Hana Lowry

Personal information
- Full name: Hana Ann Lowry
- Date of birth: 23 April 2003 (age 23)
- Place of birth: Murdoch, Western Australia, Australia
- Height: 1.75 m (5 ft 9 in)
- Position: Midfielder

Team information
- Current team: Vålerenga
- Number: 10

Youth career
- Cockburn City
- WA NTC

Senior career*
- Years: Team / Apps / (Gls)
- 2019–2024: Perth Glory / 72 / (11)
- 2024–2026: Sydney FC / 14 / (1)
- 2026–: Vålerenga / 3 / (1)
- 2026–: Vålerenga 2 / 1 / (0)

International career^{‡}
- 2018–2020: Australia U17 / 8 / (4)
- 2022–2023: Australia U20 / 4 / (0)
- 2022–: Australia U23 / 5 / (1)
- 2024–: Australia / 0 / (0)

= Hana Lowry =

Australian soccer player

Hana Ann Lowry (/ˈlaʊɹi/; born 23 April 2003) is an Australian soccer player who plays for Toppserien club Vålerenga IF and the Australia national team. She previously played for A-League Women clubs Perth Glory and Sydney FC.

==Early life==
Lowry was born in Murdoch, a suburb of Perth, Western Australia. Growing up, she was spotted as a talented junior. She was one of 5 Western Australian players in the Australian squad for the 2019 AFC U-16 Women's Championship. She scored twice against Thailand, and another in the 3rd place playoff against China for a total of 3 for the tournament.

==Club career==

===Perth Glory===
Lowry was selected in the Perth Glory squad for the 2019–20 W-League. She played several games off the bench, and was selected to start against Newcastle Jets. In this starting appearance Lowry scored her first W-League goal in a 4–2 victory.
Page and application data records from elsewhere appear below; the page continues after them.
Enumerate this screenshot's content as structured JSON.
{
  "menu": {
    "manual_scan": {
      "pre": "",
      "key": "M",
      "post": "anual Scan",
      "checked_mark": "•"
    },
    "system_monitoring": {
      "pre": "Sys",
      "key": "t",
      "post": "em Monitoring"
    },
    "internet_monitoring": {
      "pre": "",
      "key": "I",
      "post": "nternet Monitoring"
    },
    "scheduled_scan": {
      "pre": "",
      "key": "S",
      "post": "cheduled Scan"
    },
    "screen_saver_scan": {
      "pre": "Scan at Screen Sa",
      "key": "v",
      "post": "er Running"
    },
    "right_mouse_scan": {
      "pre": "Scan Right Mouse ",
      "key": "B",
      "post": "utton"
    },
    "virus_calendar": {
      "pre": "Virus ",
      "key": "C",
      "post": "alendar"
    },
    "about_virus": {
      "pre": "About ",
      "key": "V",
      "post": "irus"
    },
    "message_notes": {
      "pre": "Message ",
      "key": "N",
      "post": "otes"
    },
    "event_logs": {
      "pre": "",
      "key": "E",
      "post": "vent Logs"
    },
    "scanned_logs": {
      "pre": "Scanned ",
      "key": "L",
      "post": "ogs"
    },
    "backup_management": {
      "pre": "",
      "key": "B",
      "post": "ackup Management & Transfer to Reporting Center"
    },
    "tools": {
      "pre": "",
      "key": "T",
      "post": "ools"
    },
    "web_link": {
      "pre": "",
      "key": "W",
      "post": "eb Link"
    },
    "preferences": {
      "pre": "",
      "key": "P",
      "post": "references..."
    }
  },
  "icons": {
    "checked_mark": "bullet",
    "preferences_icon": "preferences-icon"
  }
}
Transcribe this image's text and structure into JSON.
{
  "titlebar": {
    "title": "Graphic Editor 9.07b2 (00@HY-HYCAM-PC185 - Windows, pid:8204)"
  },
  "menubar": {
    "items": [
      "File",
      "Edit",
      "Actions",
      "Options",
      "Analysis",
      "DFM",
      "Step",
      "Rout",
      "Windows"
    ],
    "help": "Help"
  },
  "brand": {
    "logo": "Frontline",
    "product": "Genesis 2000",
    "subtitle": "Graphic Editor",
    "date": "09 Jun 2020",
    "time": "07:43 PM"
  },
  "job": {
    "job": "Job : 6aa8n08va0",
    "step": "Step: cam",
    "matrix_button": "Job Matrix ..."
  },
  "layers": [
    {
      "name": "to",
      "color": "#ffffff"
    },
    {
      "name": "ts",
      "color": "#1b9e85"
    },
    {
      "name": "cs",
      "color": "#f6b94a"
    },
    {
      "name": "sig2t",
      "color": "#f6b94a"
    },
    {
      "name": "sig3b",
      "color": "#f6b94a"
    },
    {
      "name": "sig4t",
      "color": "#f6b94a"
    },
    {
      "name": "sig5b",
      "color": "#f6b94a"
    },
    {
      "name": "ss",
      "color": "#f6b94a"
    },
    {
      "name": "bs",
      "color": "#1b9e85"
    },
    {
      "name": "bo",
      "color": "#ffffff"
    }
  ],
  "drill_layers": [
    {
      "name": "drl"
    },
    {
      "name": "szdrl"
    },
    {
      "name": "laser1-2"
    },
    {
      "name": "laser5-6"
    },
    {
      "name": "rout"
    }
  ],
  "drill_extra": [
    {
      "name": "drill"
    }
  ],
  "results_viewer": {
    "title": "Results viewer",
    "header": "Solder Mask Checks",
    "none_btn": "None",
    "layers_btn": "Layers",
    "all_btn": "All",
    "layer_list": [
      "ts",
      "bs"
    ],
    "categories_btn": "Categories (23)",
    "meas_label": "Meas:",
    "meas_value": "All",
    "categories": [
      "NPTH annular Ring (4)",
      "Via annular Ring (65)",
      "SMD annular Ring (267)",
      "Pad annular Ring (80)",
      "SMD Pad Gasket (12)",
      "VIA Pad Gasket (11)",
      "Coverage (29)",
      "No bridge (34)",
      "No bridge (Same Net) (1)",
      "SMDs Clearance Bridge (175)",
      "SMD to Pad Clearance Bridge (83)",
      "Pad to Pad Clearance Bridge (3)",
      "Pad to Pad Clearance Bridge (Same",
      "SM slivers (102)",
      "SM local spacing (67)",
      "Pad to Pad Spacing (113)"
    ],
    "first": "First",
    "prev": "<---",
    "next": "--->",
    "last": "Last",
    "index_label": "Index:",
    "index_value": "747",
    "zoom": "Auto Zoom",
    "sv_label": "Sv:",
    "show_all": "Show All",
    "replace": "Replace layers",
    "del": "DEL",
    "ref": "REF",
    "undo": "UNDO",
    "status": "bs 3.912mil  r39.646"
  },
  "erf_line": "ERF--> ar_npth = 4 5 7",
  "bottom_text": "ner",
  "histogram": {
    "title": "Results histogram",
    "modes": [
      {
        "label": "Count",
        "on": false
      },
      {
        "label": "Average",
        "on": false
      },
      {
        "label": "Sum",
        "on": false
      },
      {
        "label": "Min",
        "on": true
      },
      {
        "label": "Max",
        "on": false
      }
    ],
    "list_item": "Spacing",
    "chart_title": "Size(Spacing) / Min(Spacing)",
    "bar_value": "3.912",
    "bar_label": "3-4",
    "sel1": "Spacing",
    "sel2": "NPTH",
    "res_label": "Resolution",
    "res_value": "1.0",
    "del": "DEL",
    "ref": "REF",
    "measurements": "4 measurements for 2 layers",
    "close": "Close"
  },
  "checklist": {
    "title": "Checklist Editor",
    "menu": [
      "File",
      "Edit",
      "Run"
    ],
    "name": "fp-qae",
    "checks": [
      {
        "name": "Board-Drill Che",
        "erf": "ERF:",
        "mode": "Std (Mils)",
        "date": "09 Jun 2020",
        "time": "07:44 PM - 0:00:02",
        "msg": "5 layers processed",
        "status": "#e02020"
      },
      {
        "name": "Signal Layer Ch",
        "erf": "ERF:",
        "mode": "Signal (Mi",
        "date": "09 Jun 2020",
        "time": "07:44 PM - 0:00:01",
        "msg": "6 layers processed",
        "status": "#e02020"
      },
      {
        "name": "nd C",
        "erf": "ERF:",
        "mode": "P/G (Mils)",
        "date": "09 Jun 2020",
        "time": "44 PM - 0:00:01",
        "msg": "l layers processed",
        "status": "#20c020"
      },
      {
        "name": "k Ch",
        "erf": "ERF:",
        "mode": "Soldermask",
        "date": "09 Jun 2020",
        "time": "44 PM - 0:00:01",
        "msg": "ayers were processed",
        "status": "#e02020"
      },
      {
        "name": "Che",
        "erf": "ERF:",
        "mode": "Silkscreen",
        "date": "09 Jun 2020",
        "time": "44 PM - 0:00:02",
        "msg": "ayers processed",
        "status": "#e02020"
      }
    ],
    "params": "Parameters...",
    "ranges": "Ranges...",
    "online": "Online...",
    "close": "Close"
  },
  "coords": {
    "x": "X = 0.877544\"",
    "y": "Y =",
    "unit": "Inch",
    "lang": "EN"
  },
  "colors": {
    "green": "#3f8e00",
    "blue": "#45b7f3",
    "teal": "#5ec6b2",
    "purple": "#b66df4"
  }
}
At the conclusion of the 2023–24 season, Lowry was named "Most Glorious Player" by Perth Glory at their annual end-of-season awards ceremony.

On 8 August 2024, the club announced Lowry's departure.

===Sydney FC===
Lowry signed for Sydney FC ahead of the 2024–25 season.

At the end of the 2025–26 season, pundit Teo Pellizzeri announced on the program DubZone that she and teammate Tori Tumeth would be departing the club to pursue opportunities overseas. She departed the club in April 2026 to sign for Toppserien club Vålerenga IF for an undisclosed fee.

===Vålerenga IF===
Lowry moved to Norway and signed for Toppserien club Vålerenga IF during the 2026 season. On her debut in May 2026, she scored her first goal for the club in a 7–1 victory over Bodø/Glimt at Intility Arena.

==International career==
In November 2024, Lowry received her first senior call up to the Australian national team. Two days before the friendly against Brazil, her club confirmed that she had suffered a anterior cruciate ligament (ACL) injury and would be out for the season.